Expand your classroom and keep kids engaged
The weather is getting nicer. The sun is finally out. And you are in charge of keeping your class engaged, focused and ...inside? Ha!
Any teacher who has experienced spring in Vermont knows that students get a little wiggly this time of year. What’s a great way to harness that energy and keep students engaged with school to the very end of the year?
Can students really learn outside?
There are lots of benefits to getting kids outside to learn. Project Learning Tree, a great professional resource for outdoor education, shares these benefits:
- Improve test scores, attendance, attitudes toward learning
- Positively affect child physical, social, interpersonal, and aesthetic development
- Alleviate symptoms of ADHD and ADD
- Help ELL learners learn new vocabulary
- Improve child health
- Allow children who learn differently from others to become leaders and shine
What can students learn outside?
Get a solid start
Before you head out, it’s important to discuss norms for outdoor learning. What are the shared expectations? Have students share their ideas for how they will make outside learning time safe, productive, and fun. List out the shared norms and review them often, before and after outdoor classes.
Also, have a plan in mind for what to do if someone gets hurt, has an emergency bathroom trip, or if there’s a behavior issue. It’s best to head outside with another adult if you have a large class, but if you have a walkie-talkie, or are close to the school and have strong norms in place, you could consider doing it on your own.
8 ideas for outdoor learning
1. Any lesson feels better out under the sky
Have an outdoor classroom? This can be nothing more than some logs or stumps to sit on in an outdoor space. Take any lesson outside and teach it from there. Read aloud time is perfect for this, as is writing, especially when you can use the natural landscape for inspiration.
2. Just read
Kids love to read in unique places! In trees, under trees, tucked up against rocks, spread out on the grass. Give them some freedom and fresh air as they turn the pages. If they’re reading on devices, shade is crucial for being able to see their screens. Come to think of it, shade’s pretty crucial as an option for everything!
3. Scavenger hunts!
These can be connected to any content area and allow for running (safely!), jumping (safely!) and darting about. Students can do scavenger hunts of good deeds, items in nature, items around the school — you name it. Take your devices with you and use a wifi-free app like Goose Chase, or write your scavenger hunt with QR codes! Grab a good wifi-free QR code app like Red Laser.
4. Got science?
Get hands on with engaging science outside. Try running experiments outside and worry less about messes and carpets. Check out these Earth Day-themed ideas for science you can do outdoors!
5. Invite some guests
It’s the end of the year. Kids are thinking about the future, or, at least summer. Bring in people from the community to talk about their jobs, their college experiences, their hobbies. Meet outside and have students ask questions. This way you’re developing students’ narratives of what’s possible, doing something different and getting outside all at once. Win-win-win.

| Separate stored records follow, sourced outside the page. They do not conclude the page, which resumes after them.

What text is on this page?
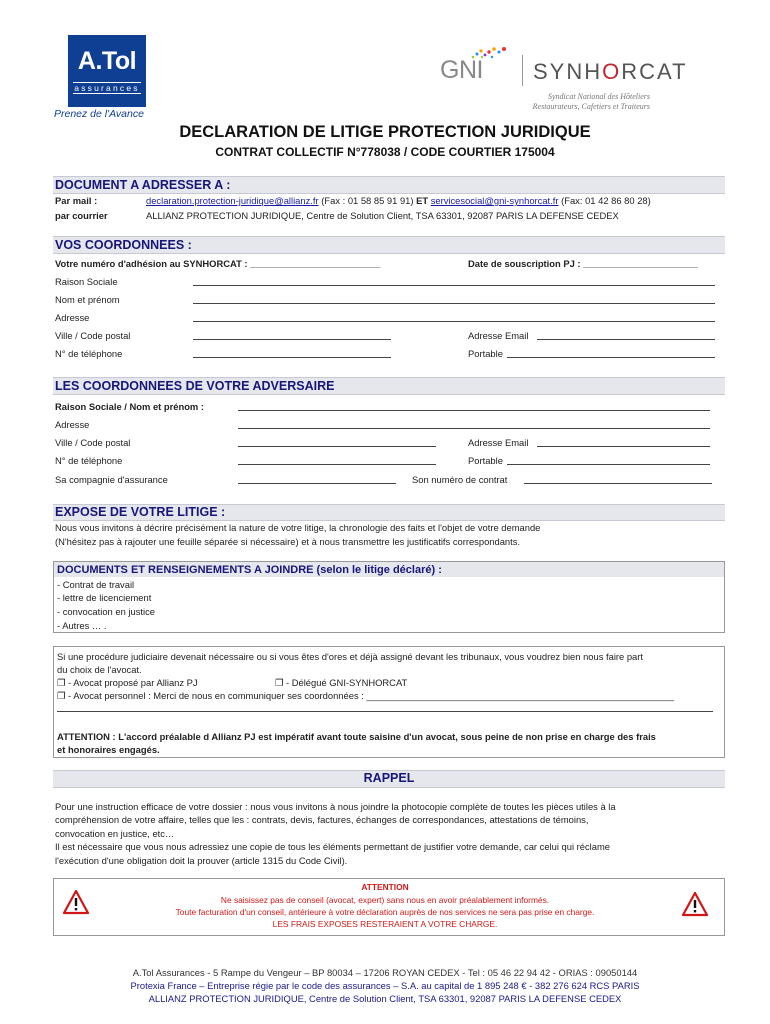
A.Tol
assurances
Prenez de l'Avance
GNI SYNHORCAT
Syndicat National des Hôteliers
Restaurateurs, Cafetiers et Traiteurs
DECLARATION DE LITIGE PROTECTION JURIDIQUE
CONTRAT COLLECTIF N°778038 / CODE COURTIER 175004
DOCUMENT A ADRESSER A :
Par mail :	declaration.protection-juridique@allianz.fr (Fax : 01 58 85 91 91) ET servicesocial@gni-synhorcat.fr (Fax: 01 42 86 80 28)
par courrier	ALLIANZ PROTECTION JURIDIQUE, Centre de Solution Client, TSA 63301, 92087 PARIS LA DEFENSE CEDEX
VOS COORDONNEES :
Votre numéro d'adhésion au SYNHORCAT : _________________________	Date de souscription PJ : ______________________
Raison Sociale
Nom et prénom
Adresse
Ville / Code postal	Adresse Email
N° de téléphone	Portable
LES COORDONNEES DE VOTRE ADVERSAIRE
Raison Sociale / Nom et prénom :
Adresse
Ville / Code postal	Adresse Email
N° de téléphone	Portable
Sa compagnie d'assurance	Son numéro de contrat
EXPOSE DE VOTRE LITIGE :
Nous vous invitons à décrire précisément la nature de votre litige, la chronologie des faits et l'objet de votre demande
(N'hésitez pas à rajouter une feuille séparée si nécessaire) et à nous transmettre les justificatifs correspondants.
DOCUMENTS ET RENSEIGNEMENTS A JOINDRE (selon le litige déclaré) :
- Contrat de travail
- lettre de licenciement
- convocation en justice
- Autres … .
Si une procédure judiciaire devenait nécessaire ou si vous êtes d'ores et déjà assigné devant les tribunaux, vous voudrez bien nous faire part
du choix de l'avocat.
❐ - Avocat proposé par Allianz PJ	❐ - Délégué GNI-SYNHORCAT
❐ - Avocat personnel : Merci de nous en communiquer ses coordonnées : ___________________________________________________________
ATTENTION : L'accord préalable d Allianz PJ est impératif avant toute saisine d'un avocat, sous peine de non prise en charge des frais
et honoraires engagés.
RAPPEL
Pour une instruction efficace de votre dossier : nous vous invitons à nous joindre la photocopie complète de toutes les pièces utiles à la
compréhension de votre affaire, telles que les : contrats, devis, factures, échanges de correspondances, attestations de témoins,
convocation en justice, etc…
Il est nécessaire que vous nous adressiez une copie de tous les éléments permettant de justifier votre demande, car celui qui réclame
l'exécution d'une obligation doit la prouver (article 1315 du Code Civil).
ATTENTION
Ne saisissez pas de conseil (avocat, expert) sans nous en avoir préalablement informés.
Toute facturation d'un conseil, antérieure à votre déclaration auprès de nos services ne sera pas prise en charge.
LES FRAIS EXPOSES RESTERAIENT A VOTRE CHARGE.
A.Tol Assurances - 5 Rampe du Vengeur – BP 80034 – 17206 ROYAN CEDEX - Tel : 05 46 22 94 42 - ORIAS : 09050144
Protexia France – Entreprise régie par le code des assurances – S.A. au capital de 1 895 248 € - 382 276 624 RCS PARIS
ALLIANZ PROTECTION JURIDIQUE, Centre de Solution Client, TSA 63301, 92087 PARIS LA DEFENSE CEDEX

6. Design challenges, tactile spaces and tinker labs, oh my!
Consider scheduling times when students can build outdoors. They can use materials from the outdoors, or materials you have gathered to do design challenges such as these from PBS Kids. Kids will love the opportunity to use their hands and to tackle a challenge.
6. Get back to backwoods basics
Now’s the time to teach those outdoor skills like fire- and shelter-building, orienteering, and map-reading. Partner with the PE teacher, the science teacher, and others to spend a day learning outdoor skills. Students can do outdoor research and then come inside to create maps of the school campus, using Google maps and one of these tools. The opportunities are endless!
7. Don’t just think rural
Is your school close to a town center? Are there local businesses students can visit and survey? They can conduct interviews on how these businesses use math, if they compost and how much, or create a survey to share about the school and community. Students can come back and analyze the data by creating graphics to share back to the business or community.
8. Teambuilding ftw!
Your class knows each other VERY well at this point in the year. Present them with teambuilding challenges that can be done outdoors. This a good way to celebrate community and close out the year. Students will remember trying to cross the nuclear waste river together more than they might remember that last worksheet or in-class activity.
What are your ideas for expanding beyond the classroom walls?
How can teachers schedule and organize these activities while staying sane in the last few weeks of school?